Carlota Pereda combine intelligemment mélodrame et film de terreur dans La Ermita. En tissant un fil narratif entre une malédiction remontant à la peste noire et une enfant douée qui veut s’associer à une fille de médium, son film est une belle métaphore de cette transmission de sorcières en sorcières. La Madrilène, gagnante du Méliès d’or 2022, revient à Sitges avec un film d’autrice soutenu par Filmax, un des plus grands groupes cinématographiques d'Espagne. Pereda nous a confié avoir pu enchaîner facilement, son premier long, Piggy, ayant été un grand succès en Espagne. Ce n’est – hélas ! – pas le cas de ses collègues. La cinéaste estime que les thèmes évoluent, car rien n’est pur dans le genre fantastique ; il contamine tout, créant des hybridations.

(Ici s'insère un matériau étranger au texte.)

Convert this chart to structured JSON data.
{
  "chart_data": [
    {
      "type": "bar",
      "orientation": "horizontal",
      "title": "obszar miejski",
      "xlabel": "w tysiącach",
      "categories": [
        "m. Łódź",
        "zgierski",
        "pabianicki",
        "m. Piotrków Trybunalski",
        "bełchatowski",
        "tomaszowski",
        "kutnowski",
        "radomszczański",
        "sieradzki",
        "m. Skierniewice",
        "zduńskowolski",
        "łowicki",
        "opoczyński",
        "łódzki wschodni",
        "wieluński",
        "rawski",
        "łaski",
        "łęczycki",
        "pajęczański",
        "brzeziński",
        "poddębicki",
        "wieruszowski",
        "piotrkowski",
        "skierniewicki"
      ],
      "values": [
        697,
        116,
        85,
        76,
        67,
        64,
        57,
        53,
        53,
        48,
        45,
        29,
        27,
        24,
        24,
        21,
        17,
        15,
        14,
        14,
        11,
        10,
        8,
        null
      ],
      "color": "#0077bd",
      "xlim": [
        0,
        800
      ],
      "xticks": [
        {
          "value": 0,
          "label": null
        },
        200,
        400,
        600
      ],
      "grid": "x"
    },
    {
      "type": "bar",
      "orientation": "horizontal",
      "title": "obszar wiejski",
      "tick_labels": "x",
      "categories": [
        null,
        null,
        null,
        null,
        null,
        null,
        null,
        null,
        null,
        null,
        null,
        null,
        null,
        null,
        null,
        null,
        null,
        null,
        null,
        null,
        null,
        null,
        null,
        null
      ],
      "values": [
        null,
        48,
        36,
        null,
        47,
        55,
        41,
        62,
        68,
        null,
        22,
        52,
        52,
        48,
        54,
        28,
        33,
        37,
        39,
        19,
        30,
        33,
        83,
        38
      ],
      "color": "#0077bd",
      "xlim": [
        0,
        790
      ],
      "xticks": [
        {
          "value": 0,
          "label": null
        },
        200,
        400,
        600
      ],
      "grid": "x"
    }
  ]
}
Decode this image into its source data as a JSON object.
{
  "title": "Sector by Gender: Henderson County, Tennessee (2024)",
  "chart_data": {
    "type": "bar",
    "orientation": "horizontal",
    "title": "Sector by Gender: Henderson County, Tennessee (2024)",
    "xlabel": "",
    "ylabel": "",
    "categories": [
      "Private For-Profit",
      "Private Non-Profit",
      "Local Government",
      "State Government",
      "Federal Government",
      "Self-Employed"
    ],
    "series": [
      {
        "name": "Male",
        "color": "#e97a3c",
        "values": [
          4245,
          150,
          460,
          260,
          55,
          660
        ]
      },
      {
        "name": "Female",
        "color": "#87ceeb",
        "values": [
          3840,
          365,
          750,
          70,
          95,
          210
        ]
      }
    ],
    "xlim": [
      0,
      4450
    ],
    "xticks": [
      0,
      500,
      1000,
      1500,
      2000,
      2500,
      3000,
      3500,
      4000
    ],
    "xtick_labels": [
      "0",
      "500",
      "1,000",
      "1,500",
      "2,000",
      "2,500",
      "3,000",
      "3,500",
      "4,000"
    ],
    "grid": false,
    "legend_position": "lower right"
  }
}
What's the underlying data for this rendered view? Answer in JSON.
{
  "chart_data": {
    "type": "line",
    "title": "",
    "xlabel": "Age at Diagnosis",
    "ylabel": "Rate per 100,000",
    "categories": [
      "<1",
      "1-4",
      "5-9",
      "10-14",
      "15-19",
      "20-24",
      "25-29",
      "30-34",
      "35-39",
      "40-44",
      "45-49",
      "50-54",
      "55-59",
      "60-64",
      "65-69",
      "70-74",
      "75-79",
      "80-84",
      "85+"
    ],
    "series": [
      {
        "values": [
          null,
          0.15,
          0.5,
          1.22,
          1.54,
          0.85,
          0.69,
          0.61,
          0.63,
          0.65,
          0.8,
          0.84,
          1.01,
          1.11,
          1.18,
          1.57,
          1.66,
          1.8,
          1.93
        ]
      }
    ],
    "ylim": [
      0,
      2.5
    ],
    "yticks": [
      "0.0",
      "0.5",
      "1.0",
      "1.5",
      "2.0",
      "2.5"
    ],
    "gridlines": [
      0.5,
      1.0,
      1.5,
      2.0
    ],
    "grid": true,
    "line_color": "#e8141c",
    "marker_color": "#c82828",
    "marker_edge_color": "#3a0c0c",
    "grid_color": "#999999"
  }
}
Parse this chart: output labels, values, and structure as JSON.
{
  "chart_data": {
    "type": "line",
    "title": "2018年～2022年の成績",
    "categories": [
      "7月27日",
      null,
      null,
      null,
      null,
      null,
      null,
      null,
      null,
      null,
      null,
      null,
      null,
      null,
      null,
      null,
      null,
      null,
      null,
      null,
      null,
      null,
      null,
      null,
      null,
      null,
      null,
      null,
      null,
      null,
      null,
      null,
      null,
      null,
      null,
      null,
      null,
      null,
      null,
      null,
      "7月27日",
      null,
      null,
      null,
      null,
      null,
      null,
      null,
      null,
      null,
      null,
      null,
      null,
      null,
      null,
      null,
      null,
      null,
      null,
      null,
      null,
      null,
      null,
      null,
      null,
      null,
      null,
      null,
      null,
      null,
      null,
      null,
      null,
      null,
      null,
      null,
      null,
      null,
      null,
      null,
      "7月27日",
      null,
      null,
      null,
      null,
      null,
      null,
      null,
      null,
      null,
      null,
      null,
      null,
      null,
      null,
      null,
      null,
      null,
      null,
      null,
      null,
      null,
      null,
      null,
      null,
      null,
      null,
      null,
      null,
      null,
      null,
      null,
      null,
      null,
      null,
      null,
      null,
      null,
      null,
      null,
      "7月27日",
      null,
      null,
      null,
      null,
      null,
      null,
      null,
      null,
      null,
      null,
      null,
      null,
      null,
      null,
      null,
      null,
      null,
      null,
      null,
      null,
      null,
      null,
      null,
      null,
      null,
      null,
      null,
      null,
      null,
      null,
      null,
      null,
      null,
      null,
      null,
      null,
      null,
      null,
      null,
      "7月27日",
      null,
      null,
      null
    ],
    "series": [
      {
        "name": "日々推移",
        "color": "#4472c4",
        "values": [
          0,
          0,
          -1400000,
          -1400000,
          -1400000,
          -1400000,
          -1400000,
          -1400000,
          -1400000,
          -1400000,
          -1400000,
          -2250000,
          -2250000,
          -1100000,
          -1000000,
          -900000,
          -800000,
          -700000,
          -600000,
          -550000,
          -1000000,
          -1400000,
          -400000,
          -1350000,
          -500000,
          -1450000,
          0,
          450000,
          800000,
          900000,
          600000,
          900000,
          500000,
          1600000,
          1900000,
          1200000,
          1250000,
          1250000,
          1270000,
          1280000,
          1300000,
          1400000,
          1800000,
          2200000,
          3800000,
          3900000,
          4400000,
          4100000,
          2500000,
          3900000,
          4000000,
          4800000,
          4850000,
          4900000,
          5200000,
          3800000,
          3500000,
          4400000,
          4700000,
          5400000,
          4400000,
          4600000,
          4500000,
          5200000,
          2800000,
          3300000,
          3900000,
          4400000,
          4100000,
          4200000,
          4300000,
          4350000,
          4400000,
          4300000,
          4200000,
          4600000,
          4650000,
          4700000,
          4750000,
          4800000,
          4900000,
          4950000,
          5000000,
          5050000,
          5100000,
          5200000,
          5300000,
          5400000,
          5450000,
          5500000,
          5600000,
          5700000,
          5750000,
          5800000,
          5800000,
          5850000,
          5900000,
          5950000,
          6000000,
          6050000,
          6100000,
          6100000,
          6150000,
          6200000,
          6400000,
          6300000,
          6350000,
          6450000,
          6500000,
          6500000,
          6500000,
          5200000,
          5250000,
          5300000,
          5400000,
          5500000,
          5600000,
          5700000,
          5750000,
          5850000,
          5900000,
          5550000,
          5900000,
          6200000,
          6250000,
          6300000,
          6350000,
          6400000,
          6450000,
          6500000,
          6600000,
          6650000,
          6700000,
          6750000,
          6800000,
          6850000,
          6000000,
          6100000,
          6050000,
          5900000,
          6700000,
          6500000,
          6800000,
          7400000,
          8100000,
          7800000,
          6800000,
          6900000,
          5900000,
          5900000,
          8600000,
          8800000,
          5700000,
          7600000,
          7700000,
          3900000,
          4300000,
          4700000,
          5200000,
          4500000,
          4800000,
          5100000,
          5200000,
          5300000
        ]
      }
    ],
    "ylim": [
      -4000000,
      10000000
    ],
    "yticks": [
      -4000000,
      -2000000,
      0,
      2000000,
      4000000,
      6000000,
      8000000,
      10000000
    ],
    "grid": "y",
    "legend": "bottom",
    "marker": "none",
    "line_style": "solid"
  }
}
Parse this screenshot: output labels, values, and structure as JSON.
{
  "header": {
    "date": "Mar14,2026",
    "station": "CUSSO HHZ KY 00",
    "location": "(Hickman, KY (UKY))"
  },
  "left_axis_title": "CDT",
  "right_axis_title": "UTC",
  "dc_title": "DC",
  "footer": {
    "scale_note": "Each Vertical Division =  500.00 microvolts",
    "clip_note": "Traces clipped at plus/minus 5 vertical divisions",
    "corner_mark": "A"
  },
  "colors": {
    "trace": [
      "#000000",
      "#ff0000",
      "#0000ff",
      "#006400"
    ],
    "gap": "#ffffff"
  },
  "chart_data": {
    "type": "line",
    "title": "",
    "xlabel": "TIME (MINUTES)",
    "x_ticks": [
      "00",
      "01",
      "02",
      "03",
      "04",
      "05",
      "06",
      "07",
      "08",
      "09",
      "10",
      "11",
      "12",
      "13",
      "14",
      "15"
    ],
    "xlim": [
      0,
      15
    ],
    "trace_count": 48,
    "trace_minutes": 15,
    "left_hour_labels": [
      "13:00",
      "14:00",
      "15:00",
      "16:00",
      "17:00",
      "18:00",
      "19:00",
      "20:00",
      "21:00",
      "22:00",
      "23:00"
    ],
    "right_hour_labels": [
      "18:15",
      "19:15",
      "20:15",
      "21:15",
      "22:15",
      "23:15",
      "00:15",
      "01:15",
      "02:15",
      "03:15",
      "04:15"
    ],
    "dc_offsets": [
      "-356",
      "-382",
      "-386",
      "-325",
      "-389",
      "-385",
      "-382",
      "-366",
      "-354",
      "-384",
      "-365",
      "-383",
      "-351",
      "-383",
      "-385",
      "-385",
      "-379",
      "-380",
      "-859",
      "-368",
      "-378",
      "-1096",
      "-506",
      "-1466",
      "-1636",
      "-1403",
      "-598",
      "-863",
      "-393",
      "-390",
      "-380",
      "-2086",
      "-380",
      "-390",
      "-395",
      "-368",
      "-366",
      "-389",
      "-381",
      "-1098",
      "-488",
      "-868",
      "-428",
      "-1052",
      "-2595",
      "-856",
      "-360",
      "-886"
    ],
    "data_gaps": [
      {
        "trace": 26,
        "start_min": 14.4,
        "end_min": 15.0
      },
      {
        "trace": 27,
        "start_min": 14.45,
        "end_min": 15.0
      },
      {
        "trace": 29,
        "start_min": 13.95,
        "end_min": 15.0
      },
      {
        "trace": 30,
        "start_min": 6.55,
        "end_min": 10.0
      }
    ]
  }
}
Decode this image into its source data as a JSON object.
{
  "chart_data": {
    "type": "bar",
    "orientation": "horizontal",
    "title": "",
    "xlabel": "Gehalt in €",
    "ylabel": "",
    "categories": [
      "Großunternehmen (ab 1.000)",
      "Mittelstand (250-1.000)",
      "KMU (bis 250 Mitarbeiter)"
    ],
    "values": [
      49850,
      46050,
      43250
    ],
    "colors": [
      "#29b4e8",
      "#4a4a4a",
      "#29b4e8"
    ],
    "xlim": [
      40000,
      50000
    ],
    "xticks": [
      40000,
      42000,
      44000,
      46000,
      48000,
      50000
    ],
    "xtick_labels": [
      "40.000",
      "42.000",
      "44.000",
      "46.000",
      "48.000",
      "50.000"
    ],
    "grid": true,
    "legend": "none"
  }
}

Carlota Pereda (au centre) avec ses deux producteurs

Le Festival de Sitges a également rendu hommage à l’Américaine Mary Lambert, une des pionnières du clip (dont un certain Like a Virgin) et une des deux seules réalisatrices (contre cinquante-quatre réalisateurs) à avoir adapté Stephen King en 1989. Son Simetierre (avec Stephen King himself, dans le rôle d’un prêtre), est le hit des films d’horreur réalisés par une femme.

UN NOUVEAU GIRL POWER

À l’écran, certains personnages féminins fascinent. Descendantes d’Indiens de la côte pacifique mexicaine (le peuple huichol) massacrés, elles s’initient à la sorcellerie dans le film mexicain Sorcery de Christopher Murray. Subissant le patriarcat, elles traversent des mondes parallèles dans le film pakistano-canadien In Flames de Zarrar Kahn. Revenues d’entre les morts, elles hantent leurs bourreaux de façon inventive. Comme dans You'll Never Find Me de Josiah Allen et Indianna Bell et The Funeral de Orçun Behram, qui créent une nouvelle génération combative de fantômes, de fantasmes ou de vampires, déterminée à ce que l’histoire ne se répète pas pour d’autres femmes.  

In Flames

Le Festival de Sitges s'est achevé le 15 octobre. When Evil Lurks du cinéaste argentin Demián Rugna a remporté le prix du meilleur film.